Kobe Bryant‘s global impact has been on display with the tributes coming in from all around the world. A Sikh temple in California recently held a special prayer meeting where people wore Lakers clothing to honor the late NBA legend.
As reported by The American Bazaar, hundreds of Sikh people turned up to Gurdwara Nanaksar temple in Fresno, California for a two-hour service honoring Bryant, his 13-year-old daughter Gianna, and the seven other people who lost their lives in the January 26 helicopter crash.
Organizers at the temple noticed how the tragedy was affecting the community, with some so devastated they showed up to services at the gurdwara crying after learning of the 41-year-old’s sudden demise. This led to the decision to hold a special prayer service at the temple in remembrance of the sports icon.
Hundreds were in attendance as men and children showed up wearing Bryant shirts and jerseys, while many women wore purple-and-yellow salwar kameez – a traditional Sikh garment.
Amandeep Singh, an actor and member of the sangat local community, spoke to The American Bazaar about how the basketball legend had a specific impact on the Sikhs.
“He was a hero to the Sikh community, especially to children. He inspired many Sikhs to play basketball and chase their dreams,” Singh told the publication.
“He inspired us in every way. He was a role model to many.”

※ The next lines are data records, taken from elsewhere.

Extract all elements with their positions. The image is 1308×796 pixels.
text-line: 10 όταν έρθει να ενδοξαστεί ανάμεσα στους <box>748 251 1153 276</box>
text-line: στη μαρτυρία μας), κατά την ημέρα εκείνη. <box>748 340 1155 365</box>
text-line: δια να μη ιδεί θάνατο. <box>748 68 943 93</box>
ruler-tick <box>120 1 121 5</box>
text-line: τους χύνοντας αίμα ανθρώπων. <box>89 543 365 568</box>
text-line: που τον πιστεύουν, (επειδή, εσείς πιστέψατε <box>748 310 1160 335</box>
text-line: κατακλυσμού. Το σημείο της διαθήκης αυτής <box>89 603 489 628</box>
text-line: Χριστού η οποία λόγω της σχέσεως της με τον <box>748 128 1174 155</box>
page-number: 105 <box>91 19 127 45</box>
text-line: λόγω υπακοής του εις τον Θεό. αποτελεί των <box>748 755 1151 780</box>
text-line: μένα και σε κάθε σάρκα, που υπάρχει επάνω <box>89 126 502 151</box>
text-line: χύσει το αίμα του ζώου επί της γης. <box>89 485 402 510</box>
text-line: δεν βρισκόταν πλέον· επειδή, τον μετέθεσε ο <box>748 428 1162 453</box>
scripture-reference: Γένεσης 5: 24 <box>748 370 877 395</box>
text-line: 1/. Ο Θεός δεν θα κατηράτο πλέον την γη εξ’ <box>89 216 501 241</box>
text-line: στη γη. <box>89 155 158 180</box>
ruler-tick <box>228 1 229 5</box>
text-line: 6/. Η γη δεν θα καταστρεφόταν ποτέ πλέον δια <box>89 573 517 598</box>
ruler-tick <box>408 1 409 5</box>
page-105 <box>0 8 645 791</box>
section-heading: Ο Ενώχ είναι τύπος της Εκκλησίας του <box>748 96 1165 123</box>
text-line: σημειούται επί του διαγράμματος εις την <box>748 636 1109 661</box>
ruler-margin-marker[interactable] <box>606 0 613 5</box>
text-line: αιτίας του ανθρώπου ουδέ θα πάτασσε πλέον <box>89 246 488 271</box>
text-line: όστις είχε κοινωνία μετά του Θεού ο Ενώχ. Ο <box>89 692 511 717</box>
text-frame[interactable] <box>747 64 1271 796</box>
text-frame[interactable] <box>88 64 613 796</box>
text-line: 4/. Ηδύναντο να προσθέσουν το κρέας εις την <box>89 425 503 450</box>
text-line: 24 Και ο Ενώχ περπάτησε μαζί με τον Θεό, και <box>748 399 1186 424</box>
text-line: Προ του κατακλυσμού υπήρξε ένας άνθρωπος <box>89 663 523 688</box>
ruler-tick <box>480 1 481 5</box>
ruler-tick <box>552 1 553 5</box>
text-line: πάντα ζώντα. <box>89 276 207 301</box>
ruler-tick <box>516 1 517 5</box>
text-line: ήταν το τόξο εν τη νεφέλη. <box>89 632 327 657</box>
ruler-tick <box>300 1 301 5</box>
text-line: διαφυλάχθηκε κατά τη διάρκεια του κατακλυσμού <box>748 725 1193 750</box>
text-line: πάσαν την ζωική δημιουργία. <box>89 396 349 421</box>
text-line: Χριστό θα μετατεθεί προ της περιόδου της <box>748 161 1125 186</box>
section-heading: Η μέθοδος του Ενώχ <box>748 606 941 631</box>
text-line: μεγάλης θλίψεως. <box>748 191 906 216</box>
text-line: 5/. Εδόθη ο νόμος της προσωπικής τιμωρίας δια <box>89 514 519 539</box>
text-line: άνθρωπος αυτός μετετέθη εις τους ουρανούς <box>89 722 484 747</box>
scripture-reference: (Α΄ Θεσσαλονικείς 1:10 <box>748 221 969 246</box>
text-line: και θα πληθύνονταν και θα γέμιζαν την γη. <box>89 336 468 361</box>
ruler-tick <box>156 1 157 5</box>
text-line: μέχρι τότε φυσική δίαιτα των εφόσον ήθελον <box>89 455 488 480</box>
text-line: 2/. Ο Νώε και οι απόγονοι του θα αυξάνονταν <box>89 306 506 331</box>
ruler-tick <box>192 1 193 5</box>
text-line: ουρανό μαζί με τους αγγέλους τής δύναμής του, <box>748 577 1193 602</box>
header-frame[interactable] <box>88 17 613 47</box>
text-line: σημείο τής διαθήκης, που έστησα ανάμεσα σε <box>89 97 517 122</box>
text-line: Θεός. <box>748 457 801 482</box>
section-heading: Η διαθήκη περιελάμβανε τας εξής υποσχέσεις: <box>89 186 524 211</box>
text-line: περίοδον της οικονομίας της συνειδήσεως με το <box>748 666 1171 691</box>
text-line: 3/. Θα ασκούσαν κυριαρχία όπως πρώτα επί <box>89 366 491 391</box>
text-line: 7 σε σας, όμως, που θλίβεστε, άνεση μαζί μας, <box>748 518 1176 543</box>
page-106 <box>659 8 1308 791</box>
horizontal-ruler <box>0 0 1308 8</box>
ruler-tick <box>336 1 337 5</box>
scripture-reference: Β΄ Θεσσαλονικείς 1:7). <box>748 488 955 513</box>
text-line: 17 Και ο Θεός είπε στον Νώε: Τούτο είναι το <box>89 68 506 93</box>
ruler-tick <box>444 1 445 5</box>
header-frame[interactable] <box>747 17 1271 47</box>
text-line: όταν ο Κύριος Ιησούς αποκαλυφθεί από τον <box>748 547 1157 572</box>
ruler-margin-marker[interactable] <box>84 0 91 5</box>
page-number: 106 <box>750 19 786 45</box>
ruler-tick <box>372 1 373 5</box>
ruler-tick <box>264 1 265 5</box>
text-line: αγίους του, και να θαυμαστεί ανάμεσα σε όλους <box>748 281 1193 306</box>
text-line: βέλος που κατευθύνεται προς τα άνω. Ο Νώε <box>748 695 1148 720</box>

It was not just what Bryant accomplished on the court that inspired them, but his charitable efforts off the court that made him a special figure. The five-time NBA champion had a well-chronicled second act to his life where he mentored current players not only at the professional level but the grassroots as well.
“Another very big reason the Sikh community loved and revered him was because Kobe gave back to the community,” Singh said.
“He was doing seva (service), a very important concept of giving back in the Sikh religion and that is why we all loved him too much.”
Singh also mentioned how Bryant’s “determination, passion, and commitment” made him special.
Angad Sandhu, another person who attended the service, credits the Laker great as the reason he started playing basketball. He said that it was how Bryant conducted himself off the court that “really inspired” him.
A middle school student, Amitoj Singh, who attended the prayer service, mentioned seeing a young child crying after they heard Bryant had passed. The teenager acknowledges the basketball player’s global popularity but says, “Sikh Americans keenly followed him.”